Forschungsteam liest im Quarz aus fossilem Holz die Entwicklung Europas ab
Versteinertes Holz ist vielen als dekoratives Fundstück aus dem Museumsshop bekannt. Dass darin die geologische Entwicklung ganzer Regionen über Jahrmillionen gespeichert sein kann, ist hingegen neu. Ein Forschungsteam unter der Leitung des Geologen Steffen Trümper von der Universität Münster - Alumus der TU Bergakadmeie Freiberg - hat nun erstmals nachgewiesen, dass versteinertes Holz wie ein natürliches Archiv funktioniert, in dem sich die geologische Entwicklung einer ganzen Region über Hunderte Millionen Jahre ablesen lässt. Beteiligt ist auch Ronny Rößler, Honorarprofessor für Paläobotanik an der TU Bergakademie Freiberg. Die Ergebnisse erweitern die bisher bekannten Zeitskalen der Holzmineralisierung. Sie zeigen, dass versteinertes Holz die Versenkungsgeschichte einer geologischen Senke aufzeichnen und tektonische Ereignisse auf der Hundert-Millionen-Jahre-Zeitskala offenlegen kann. Konkret geht es um das Saale-Becken, ein Ablagerungsraum, der vor rund 300 Millionen Jahren im heutigen Mitteldeutschland entstand und dessen Gesteine zu den ältesten des großen Zentraleuropäischen Beckensystems zählen. Die Studie ist in der Fachzeitschrift „Scientific Reports“ erschienen.
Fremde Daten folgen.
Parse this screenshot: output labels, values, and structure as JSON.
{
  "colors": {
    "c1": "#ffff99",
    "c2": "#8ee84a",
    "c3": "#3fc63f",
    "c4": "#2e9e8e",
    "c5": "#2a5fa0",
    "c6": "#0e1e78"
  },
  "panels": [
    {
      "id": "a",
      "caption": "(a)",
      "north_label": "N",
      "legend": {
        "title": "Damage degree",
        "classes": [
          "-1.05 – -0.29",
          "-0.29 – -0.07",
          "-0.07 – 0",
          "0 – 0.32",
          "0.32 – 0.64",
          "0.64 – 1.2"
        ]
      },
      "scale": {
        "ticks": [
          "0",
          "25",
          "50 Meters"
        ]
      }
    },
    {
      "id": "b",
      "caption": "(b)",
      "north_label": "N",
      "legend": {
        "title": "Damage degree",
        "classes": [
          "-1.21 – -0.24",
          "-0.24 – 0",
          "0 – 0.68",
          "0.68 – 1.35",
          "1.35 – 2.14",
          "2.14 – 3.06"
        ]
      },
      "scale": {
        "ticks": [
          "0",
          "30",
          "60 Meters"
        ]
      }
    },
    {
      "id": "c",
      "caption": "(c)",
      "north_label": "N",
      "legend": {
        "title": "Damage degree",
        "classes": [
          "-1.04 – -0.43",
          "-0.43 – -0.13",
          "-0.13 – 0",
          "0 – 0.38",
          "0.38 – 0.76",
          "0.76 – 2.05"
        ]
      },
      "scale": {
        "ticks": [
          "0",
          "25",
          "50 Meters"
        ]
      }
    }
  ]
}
Die Forscherinnen und Forscher untersuchten für ihre Analyse versteinertes Holz aus dem Kyffhäuser-Gebirge in Nordthüringen. Die seit mindestens dem 18. Jahrhundert bekannten Fossilien umfassen bis zu 20 Meter lange Stämme, die in fluviatilen Rotsedimenten, also rötlichen Ablagerungen früherer Flusssysteme, eingebettet sind. Ihre Farbe stammt von eingelagerten Eisenoxiden, die auf ein warmes, zeitweise trockenes Klima hindeuten. Die bei Überschwemmungen überdeckten Stämme stammen aus tropischen Trockenwäldern des Superkontinents Pangäa. Die Region lag damals nahe dem Äquator. Vor rund 300 Millionen Jahren wuchsen hier die heute ausgestorbenen Verwandten der Nadelbäume. Der Kyffhäuser gilt als Referenzort für eine Ablagerungsart, die sich in verschiedenen Becken Europas wiederholt bildete. Zusammen bilden diese Fundorte eines der umfangreichsten Vorkommen versteinerten Holzes der Nordhalbkugel. Die Gesteine gehören zu den ersten Ablagerungen des Zentraleuropäischen Beckens, eines wirtschaftlich bedeutenden Sedimentbeckensystems, das bis heute Rohstoffe, Grundwasser und Potenziale für Erdwärme birgt.
Der Schlüssel liegt im Quarz, der das Holz im Laufe der Versteinerung durchdrungen und ersetzt hat. Dabei dringt zunächst gelöste Kieselsäure in das abgestorbene Holz ein, kleidet die Zellwände aus und bewahrt so die feinsten anatomischen Strukturen. Im Laufe von Jahrmillionen kristallisiert die Kieselsäure schließlich zu Quarz und ersetzt das ursprüngliche Gewebe Stück für Stück. Die Studie zeigt, dass die Erhaltung dieser Fossilien hinsichtlich Struktur, Geochemie und Alter der Quarzphasen viel differenzierter ist als bisher vermutet. Das Forschungsteam erkannte fünf aufeinanderfolgende Kieselsäure-Generationen. Jede dieser Generationen speichert Informationen über Temperatur, Druck und die Zusammensetzung der Lösungen, aus denen sie entstanden ist. Sie dokumentieren fünf Stadien, die einen Zeitraum von 200 Millionen Jahren von der ausgehenden Karbonzeit bis in die frühe Kreidezeit umspannen. Bezieht man die spätere Hebung an die Erdoberfläche mit ein, erweitert sich dieser Zeitraum sogar auf 300 Millionen Jahre. Dies ist die bisher längste dokumentierte Abfolge von aufeinanderfolgenden Holzmineralisierungsstadien.